Dehydration from those few glasses of wine, and nothing to drink since then bar a couple of fingers of water to wash down the painkillers meant I was absolutely parched. “Nothing at all? I’m really, really thirsty.”

“We’ll put you on a drip. That should take away the thirst.”

He wrote “ORIF→” on my right wrist, the arrow pointing to my elbow, and explained that this meant “Open Reduction, Internal Fixation,” or an open surgery to set and fix the bone with plates and screws.
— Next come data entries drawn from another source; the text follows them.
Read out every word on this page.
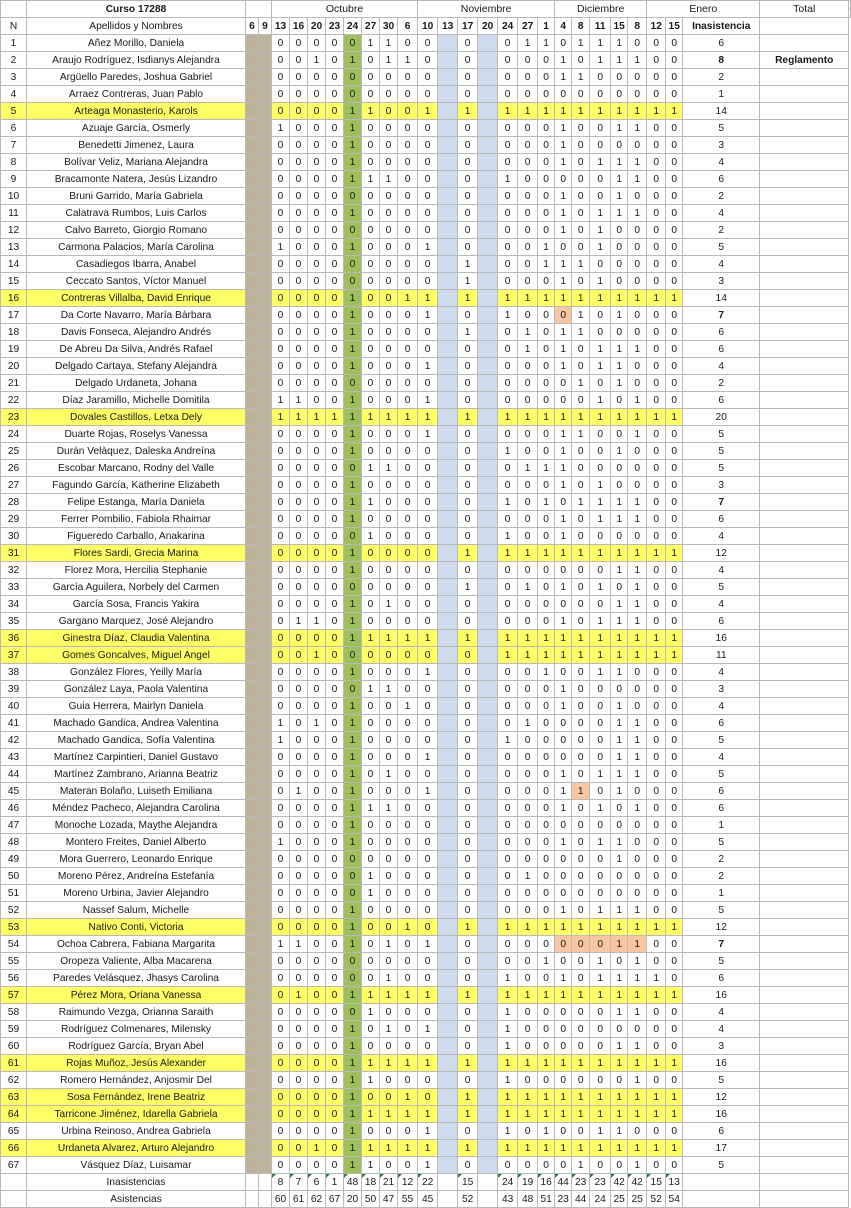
	Curso 17288			Octubre								Noviembre							Diciembre					Enero			Total	
N	Apellidos y Nombres	6	9	13	16	20	23	24	27	30	6	10	13	17	20	24	27	1	4	8	11	15	8	12	15	Inasistencia		
1	Añez Morillo, Daniela			0	0	0	0	0	1	1	0	0		0		0	1	1	0	1	1	1	0	0	0	6		
2	Araujo Rodríguez, Isdianys Alejandra			0	0	1	0	1	0	1	1	0		0		0	0	0	1	0	1	1	1	0	0	8	Reglamento	
3	Argüello Paredes, Joshua Gabriel			0	0	0	0	0	0	0	0	0		0		0	0	0	1	1	0	0	0	0	0	2		
4	Arraez Contreras, Juan Pablo			0	0	0	0	0	0	0	0	0		0		0	0	0	0	0	0	0	0	0	0	1		
5	Arteaga Monasterio, Karols			0	0	0	0	1	1	0	0	1		1		1	1	1	1	1	1	1	1	1	1	14		
6	Azuaje García, Osmerly			1	0	0	0	1	0	0	0	0		0		0	0	0	1	0	0	1	1	0	0	5		
7	Benedetti Jimenez, Laura			0	0	0	0	1	0	0	0	0		0		0	0	0	1	0	0	0	0	0	0	3		
8	Bolívar Veliz, Mariana Alejandra			0	0	0	0	1	0	0	0	0		0		0	0	0	1	0	1	1	1	0	0	4		
9	Bracamonte Natera, Jesús Lizandro			0	0	0	0	1	1	1	0	0		0		1	0	0	0	0	0	1	1	0	0	6		
10	Bruni Garrido, María Gabriela			0	0	0	0	0	0	0	0	0		0		0	0	0	1	0	0	1	0	0	0	2		
11	Calatrava Rumbos, Luis Carlos			0	0	0	0	1	0	0	0	0		0		0	0	0	1	0	1	1	1	0	0	4		
12	Calvo Barreto, Giorgio Romano			0	0	0	0	0	0	0	0	0		0		0	0	0	1	0	1	0	0	0	0	2		
13	Carmona Palacios, María Carolina			1	0	0	0	1	0	0	0	1		0		0	0	1	0	0	1	0	0	0	0	5		
14	Casadiegos Ibarra, Anabel			0	0	0	0	0	0	0	0	0		1		0	0	1	1	1	0	0	0	0	0	4		
15	Ceccato Santos, Víctor Manuel			0	0	0	0	0	0	0	0	0		1		0	0	0	1	0	1	0	0	0	0	3		
16	Contreras Villalba, David Enrique			0	0	0	0	1	0	0	1	1		1		1	1	1	1	1	1	1	1	1	1	14		
17	Da Corte Navarro, María Bárbara			0	0	0	0	1	0	0	0	1		0		1	0	0	0	1	0	1	0	0	0	7		
18	Davis Fonseca, Alejandro Andrés			0	0	0	0	1	0	0	0	0		1		0	1	0	1	1	0	0	0	0	0	6		
19	De Abreu Da Silva, Andrés Rafael			0	0	0	0	1	0	0	0	0		0		0	1	0	1	0	1	1	1	0	0	6		
20	Delgado Cartaya, Stefany Alejandra			0	0	0	0	1	0	0	0	1		0		0	0	0	1	0	1	1	0	0	0	4		
21	Delgado Urdaneta, Johana			0	0	0	0	0	0	0	0	0		0		0	0	0	0	1	0	1	0	0	0	2		
22	Díaz Jaramillo, Michelle Domitila			1	1	0	0	1	0	0	0	1		0		0	0	0	0	0	1	0	1	0	0	6		
23	Dovales Castillos, Letxa Dely			1	1	1	1	1	1	1	1	1		1		1	1	1	1	1	1	1	1	1	1	20		
24	Duarte Rojas, Roselys Vanessa			0	0	0	0	1	0	0	0	1		0		0	0	0	1	1	0	0	1	0	0	5		
25	Durán Velàquez, Daleska Andreína			0	0	0	0	1	0	0	0	0		0		1	0	0	1	0	0	1	0	0	0	5		
26	Escobar Marcano, Rodny del Valle			0	0	0	0	0	1	1	0	0		0		0	1	1	1	0	0	0	0	0	0	5		
27	Fagundo García, Katherine Elizabeth			0	0	0	0	1	0	0	0	0		0		0	0	0	1	0	1	0	0	0	0	3		
28	Felipe Estanga, María Daniela			0	0	0	0	1	1	0	0	0		0		1	0	1	0	1	1	1	1	0	0	7		
29	Ferrer Pombilio, Fabiola Rhaimar			0	0	0	0	1	0	0	0	0		0		0	0	0	1	0	1	1	1	0	0	6		
30	Figueredo Carballo, Anakarina			0	0	0	0	0	1	0	0	0		0		1	0	0	1	0	0	0	0	0	0	4		
31	Flores Sardi, Grecia Marina			0	0	0	0	1	0	0	0	0		1		1	1	1	1	1	1	1	1	1	1	12		
32	Florez Mora, Hercilia Stephanie			0	0	0	0	1	0	0	0	0		0		0	0	0	0	0	0	1	1	0	0	4		
33	García Aguilera, Norbely del Carmen			0	0	0	0	0	0	0	0	0		1		0	1	0	1	0	1	0	1	0	0	5		
34	García Sosa, Francis Yakira			0	0	0	0	1	0	1	0	0		0		0	0	0	0	0	0	1	1	0	0	4		
35	Gargano Marquez, José Alejandro			0	1	1	0	1	0	0	0	0		0		0	0	0	1	0	1	1	1	0	0	6		
36	Ginestra Díaz, Claudia Valentina			0	0	0	0	1	1	1	1	1		1		1	1	1	1	1	1	1	1	1	1	16		
37	Gomes Goncalves, Miguel Angel			0	0	1	0	0	0	0	0	0		0		1	1	1	1	1	1	1	1	1	1	11		
38	González Flores, Yeilly María			0	0	0	0	1	0	0	0	1		0		0	0	1	0	0	1	1	0	0	0	4		
39	González Laya, Paola Valentina			0	0	0	0	0	1	1	0	0		0		0	0	0	1	0	0	0	0	0	0	3		
40	Guia Herrera, Mairlyn Daniela			0	0	0	0	1	0	0	1	0		0		0	0	0	1	0	0	1	0	0	0	4		
41	Machado Gandica, Andrea Valentina			1	0	1	0	1	0	0	0	0		0		0	1	0	0	0	0	1	1	0	0	6		
42	Machado Gandica, Sofía Valentina			1	0	0	0	1	0	0	0	0		0		1	0	0	0	0	0	1	1	0	0	5		
43	Martínez Carpintieri, Daniel Gustavo			0	0	0	0	1	0	0	0	1		0		0	0	0	0	0	0	1	1	0	0	4		
44	Martínez Zambrano, Arianna Beatriz			0	0	0	0	1	0	1	0	0		0		0	0	0	1	0	1	1	1	0	0	5		
45	Materan Bolaño, Luiseth Emiliana			0	1	0	0	1	0	0	0	1		0		0	0	0	1	1	0	1	0	0	0	6		
46	Méndez Pacheco, Alejandra Carolina			0	0	0	0	1	1	1	0	0		0		0	0	0	1	0	1	0	1	0	0	6		
47	Monoche Lozada, Maythe Alejandra			0	0	0	0	1	0	0	0	0		0		0	0	0	0	0	0	0	0	0	0	1		
48	Montero Freites, Daniel Alberto			1	0	0	0	1	0	0	0	0		0		0	0	0	1	0	1	1	0	0	0	5		
49	Mora Guerrero, Leonardo Enrique			0	0	0	0	0	0	0	0	0		0		0	0	0	0	0	0	1	0	0	0	2		
50	Moreno Pérez, Andreína Estefanía			0	0	0	0	0	1	0	0	0		0		0	1	0	0	0	0	0	0	0	0	2		
51	Moreno Urbina, Javier Alejandro			0	0	0	0	0	1	0	0	0		0		0	0	0	0	0	0	0	0	0	0	1		
52	Nassef Salum, Michelle			0	0	0	0	1	0	0	0	0		0		0	0	0	1	0	1	1	1	0	0	5		
53	Nativo Conti, Victoria			0	0	0	0	1	0	0	1	0		1		1	1	1	1	1	1	1	1	1	1	12		
54	Ochoa Cabrera, Fabiana Margarita			1	1	0	0	1	0	1	0	1		0		0	0	0	0	0	0	1	1	0	0	7		
55	Oropeza Valiente, Alba Macarena			0	0	0	0	0	0	0	0	0		0		0	0	1	0	0	1	0	1	0	0	5		
56	Paredes Velásquez, Jhasys Carolina			0	0	0	0	0	0	1	0	0		0		1	0	0	1	0	1	1	1	1	0	6		
57	Pérez Mora, Oriana Vanessa			0	1	0	0	1	1	1	1	1		1		1	1	1	1	1	1	1	1	1	1	16		
58	Raimundo Vezga, Orianna Saraith			0	0	0	0	0	1	0	0	0		0		1	0	0	0	0	0	1	1	0	0	4		
59	Rodríguez Colmenares, Milensky			0	0	0	0	1	0	1	0	1		0		1	0	0	0	0	0	0	0	0	0	4		
60	Rodríguez García, Bryan Abel			0	0	0	0	1	0	0	0	0		0		1	0	0	0	0	0	1	1	0	0	3		
61	Rojas Muñoz, Jesús Alexander			0	0	0	0	1	1	1	1	1		1		1	1	1	1	1	1	1	1	1	1	16		
62	Romero Hernández, Anjosmir Del			0	0	0	0	1	1	0	0	0		0		1	0	0	0	0	0	0	1	0	0	5		
63	Sosa Fernández, Irene Beatriz			0	0	0	0	1	0	0	1	0		1		1	1	1	1	1	1	1	1	1	1	12		
64	Tarricone Jiménez, Idarella Gabriela			0	0	0	0	1	1	1	1	1		1		1	1	1	1	1	1	1	1	1	1	16		
65	Urbina Reinoso, Andrea Gabriela			0	0	0	0	1	0	0	0	1		0		1	0	1	0	0	1	1	0	0	0	6		
66	Urdaneta Alvarez, Arturo Alejandro			0	0	1	0	1	1	1	1	1		1		1	1	1	1	1	1	1	1	1	1	17		
67	Vásquez Díaz, Luisamar			0	0	0	0	1	1	0	0	1		0		0	0	0	0	1	0	0	1	0	0	5		
	Inasistencias			8	7	6	1	48	18	21	12	22		15		24	19	16	44	23	23	42	42	15	13			
	Asistencias			60	61	62	67	20	50	47	55	45		52		43	48	51	23	44	24	25	25	52	54			
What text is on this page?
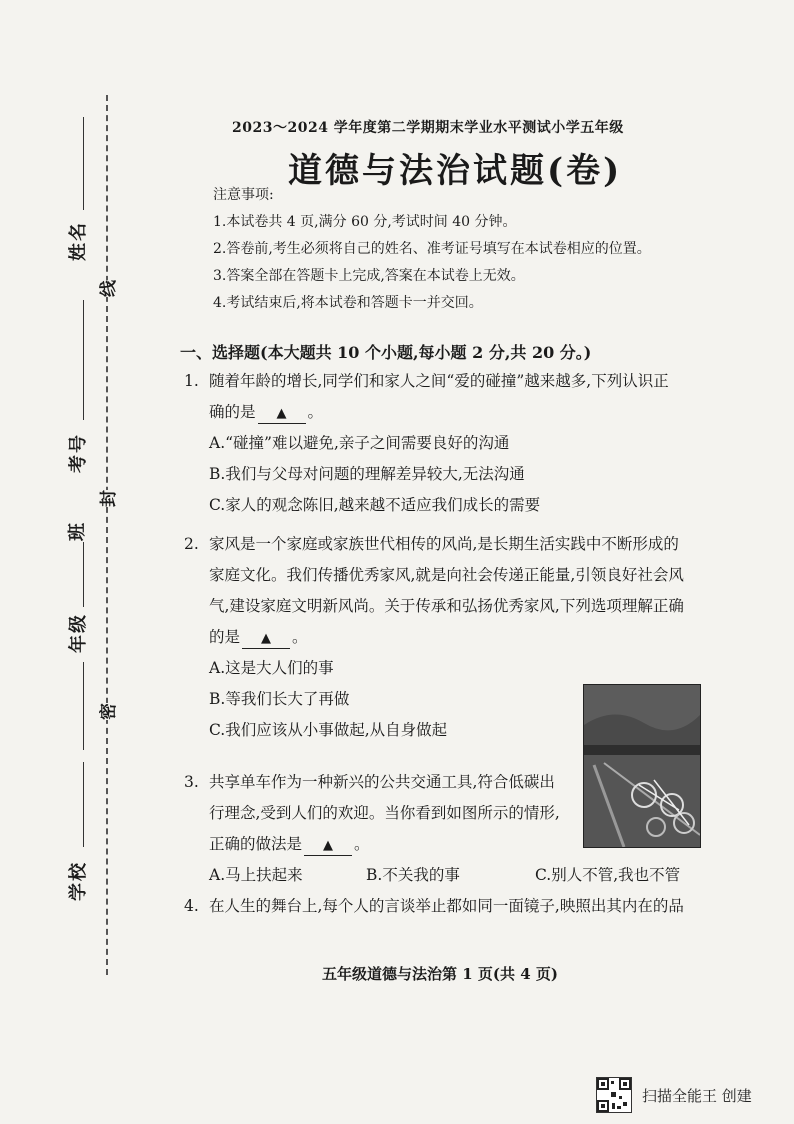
姓名
考号
班
年级
学校
线
封
密
2023～2024 学年度第二学期期末学业水平测试小学五年级
道德与法治试题(卷)
注意事项:
1.本试卷共 4 页,满分 60 分,考试时间 40 分钟。
2.答卷前,考生必须将自己的姓名、准考证号填写在本试卷相应的位置。
3.答案全部在答题卡上完成,答案在本试卷上无效。
4.考试结束后,将本试卷和答题卡一并交回。
一、选择题(本大题共 10 个小题,每小题 2 分,共 20 分。)
1. 随着年龄的增长,同学们和家人之间“爱的碰撞”越来越多,下列认识正
确的是 ▲ 。
A.“碰撞”难以避免,亲子之间需要良好的沟通
B.我们与父母对问题的理解差异较大,无法沟通
C.家人的观念陈旧,越来越不适应我们成长的需要
2. 家风是一个家庭或家族世代相传的风尚,是长期生活实践中不断形成的
家庭文化。我们传播优秀家风,就是向社会传递正能量,引领良好社会风
气,建设家庭文明新风尚。关于传承和弘扬优秀家风,下列选项理解正确
的是 ▲ 。
A.这是大人们的事
B.等我们长大了再做
C.我们应该从小事做起,从自身做起
3. 共享单车作为一种新兴的公共交通工具,符合低碳出
行理念,受到人们的欢迎。当你看到如图所示的情形,
正确的做法是 ▲ 。
A.马上扶起来	B.不关我的事	C.别人不管,我也不管
4. 在人生的舞台上,每个人的言谈举止都如同一面镜子,映照出其内在的品
五年级道德与法治第 1 页(共 4 页)
扫描全能王 创建
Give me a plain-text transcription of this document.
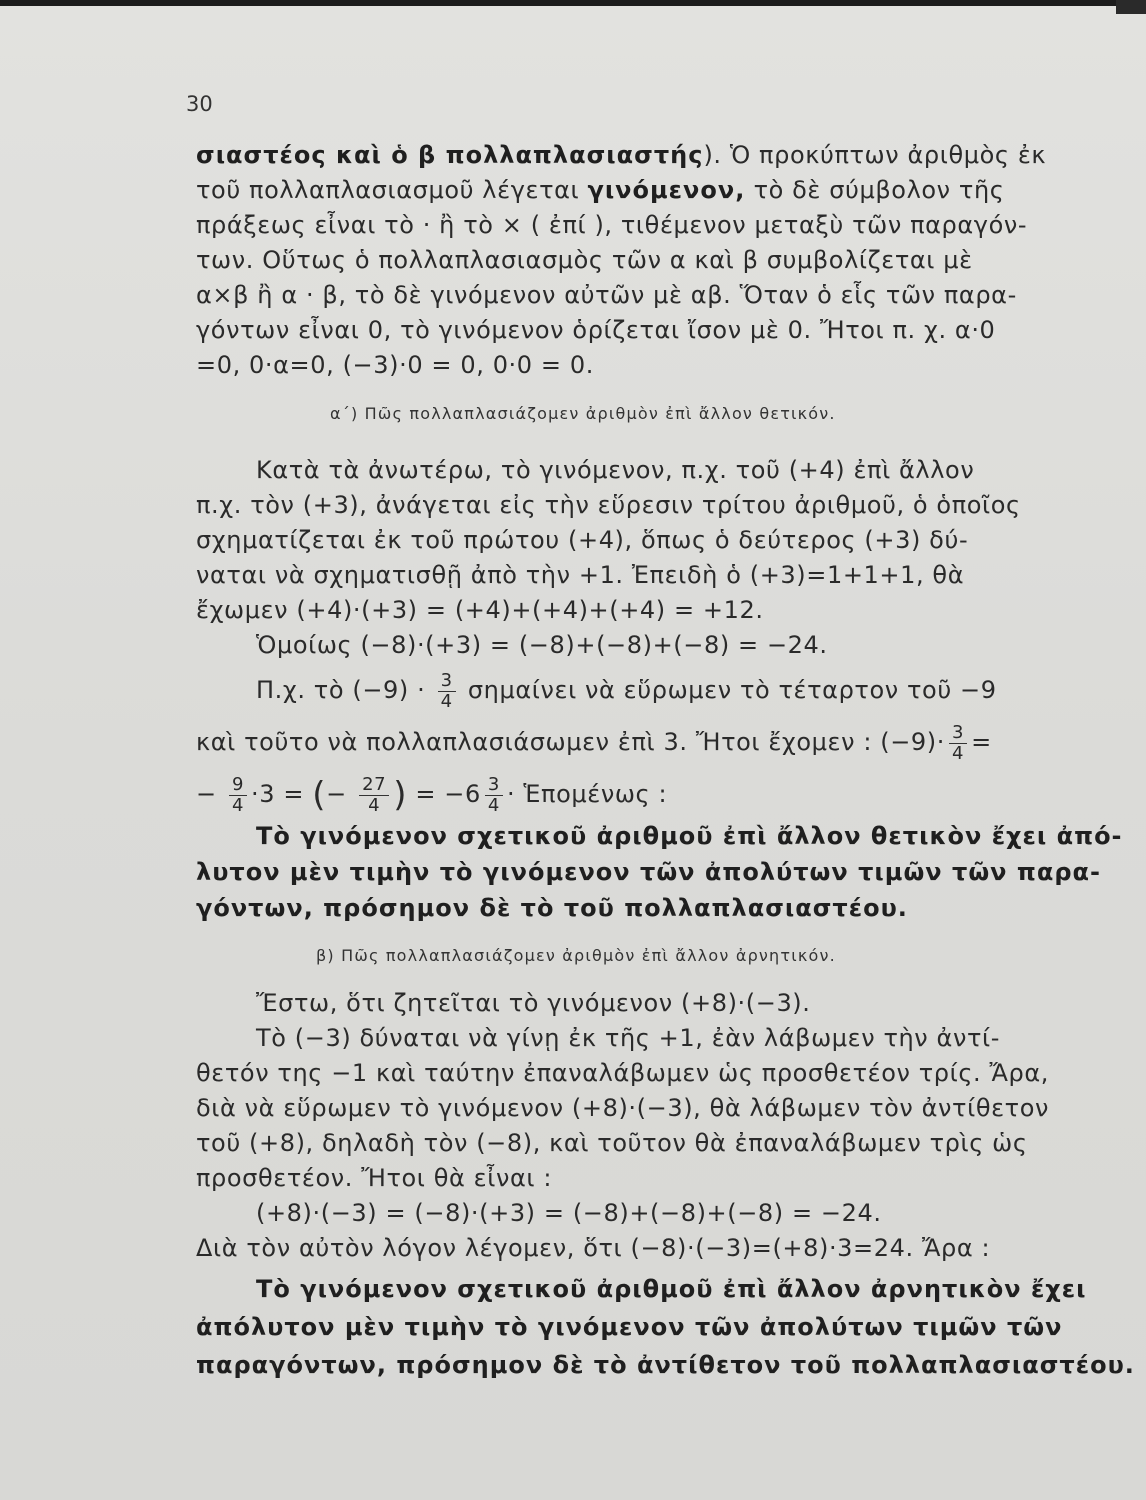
30
σιαστέος καὶ ὁ β πολλαπλασιαστής). Ὁ προκύπτων ἀριθμὸς ἐκ
τοῦ πολλαπλασιασμοῦ λέγεται γινόμενον, τὸ δὲ σύμβολον τῆς
πράξεως εἶναι τὸ · ἢ τὸ × ( ἐπί ), τιθέμενον μεταξὺ τῶν παραγόν-
των. Οὕτως ὁ πολλαπλασιασμὸς τῶν α καὶ β συμβολίζεται μὲ
α×β ἢ α · β, τὸ δὲ γινόμενον αὐτῶν μὲ αβ. Ὅταν ὁ εἷς τῶν παρα-
γόντων εἶναι 0, τὸ γινόμενον ὁρίζεται ἴσον μὲ 0. Ἤτοι π. χ. α·0
=0, 0·α=0, (−3)·0 = 0, 0·0 = 0.
α΄) Πῶς πολλαπλασιάζομεν ἀριθμὸν ἐπὶ ἄλλον θετικόν.
Κατὰ τὰ ἀνωτέρω, τὸ γινόμενον, π.χ. τοῦ (+4) ἐπὶ ἄλλον
π.χ. τὸν (+3), ἀνάγεται εἰς τὴν εὕρεσιν τρίτου ἀριθμοῦ, ὁ ὁποῖος
σχηματίζεται ἐκ τοῦ πρώτου (+4), ὅπως ὁ δεύτερος (+3) δύ-
ναται νὰ σχηματισθῇ ἀπὸ τὴν +1. Ἐπειδὴ ὁ (+3)=1+1+1, θὰ
ἔχωμεν (+4)·(+3) = (+4)+(+4)+(+4) = +12.
Ὁμοίως (−8)·(+3) = (−8)+(−8)+(−8) = −24.
Π.χ. τὸ $(-9) \cdot \frac{3}{4}$ σημαίνει νὰ εὕρωμεν τὸ τέταρτον τοῦ −9
καὶ τοῦτο νὰ πολλαπλασιάσωμεν ἐπὶ 3. Ἤτοι ἔχομεν : $(-9)\cdot \frac{3}{4}$ =
− $\frac{9}{4} \cdot 3$ = (− $\frac{27}{4}$ ) = $-6 \frac{3}{4}$ · Ἑπομένως :
Τὸ γινόμενον σχετικοῦ ἀριθμοῦ ἐπὶ ἄλλον θετικὸν ἔχει ἀπό-
λυτον μὲν τιμὴν τὸ γινόμενον τῶν ἀπολύτων τιμῶν τῶν παρα-
γόντων, πρόσημον δὲ τὸ τοῦ πολλαπλασιαστέου.
β) Πῶς πολλαπλασιάζομεν ἀριθμὸν ἐπὶ ἄλλον ἀρνητικόν.
Ἔστω, ὅτι ζητεῖται τὸ γινόμενον (+8)·(−3).
Τὸ (−3) δύναται νὰ γίνῃ ἐκ τῆς +1, ἐὰν λάβωμεν τὴν ἀντί-
θετόν της −1 καὶ ταύτην ἐπαναλάβωμεν ὡς προσθετέον τρίς. Ἄρα,
διὰ νὰ εὕρωμεν τὸ γινόμενον (+8)·(−3), θὰ λάβωμεν τὸν ἀντίθετον
τοῦ (+8), δηλαδὴ τὸν (−8), καὶ τοῦτον θὰ ἐπαναλάβωμεν τρὶς ὡς
προσθετέον. Ἤτοι θὰ εἶναι :
(+8)·(−3) = (−8)·(+3) = (−8)+(−8)+(−8) = −24.
Διὰ τὸν αὐτὸν λόγον λέγομεν, ὅτι (−8)·(−3)=(+8)·3=24. Ἄρα :
Τὸ γινόμενον σχετικοῦ ἀριθμοῦ ἐπὶ ἄλλον ἀρνητικὸν ἔχει
ἀπόλυτον μὲν τιμὴν τὸ γινόμενον τῶν ἀπολύτων τιμῶν τῶν
παραγόντων, πρόσημον δὲ τὸ ἀντίθετον τοῦ πολλαπλασιαστέου.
The A&E doctor came back then to put on a temporary cast, incredibly managing to do so with almost no motion of my arm, and then a nurse came back to hook me up, putting a cannula into my left arm and attaching it to the first of an endless stream of bags of saline solution. I was left alone for a while and called Ash to explain the accident and my current sorry state. With that done, I sat back to try to relax a bit. The muscles in my arm would occasionally spasm, twitching the bones and making me wince involuntarily. I looked around to take my mind off it. With the cubicle curtain left open, Mr Woods, still at the A&E desk and looking at something on the PACS, could see me peering over at his monitor.

“Want to see the X-rays?” he asked.

“Can you get me a CT scan as well?” I checked. “No? Then the X-rays will do.”

I was wheeled over on the trolley, and he swung the screen around so I could see it. This is what he showed me:

X-ray (before)

X-ray (before): “There is some…deformation.”

I was momentarily lost for a polite way to respond.

“Holy shit.”

They wheeled me to a quieter cubicle to let me get some sleep, then I was taken upstairs and into a ward with three other sleeping casualties. It was about 4 am, and the operation was supposed to be at 9 am the next day. I slept as well as I could, waking up to take a couple of awful, jarring trips to the toilet with the whole of my awareness concentrated on my upper arm, where I could feel the bones rotating uselessly against themselves despite the cast. I collapsed back into bed to wait for the morning.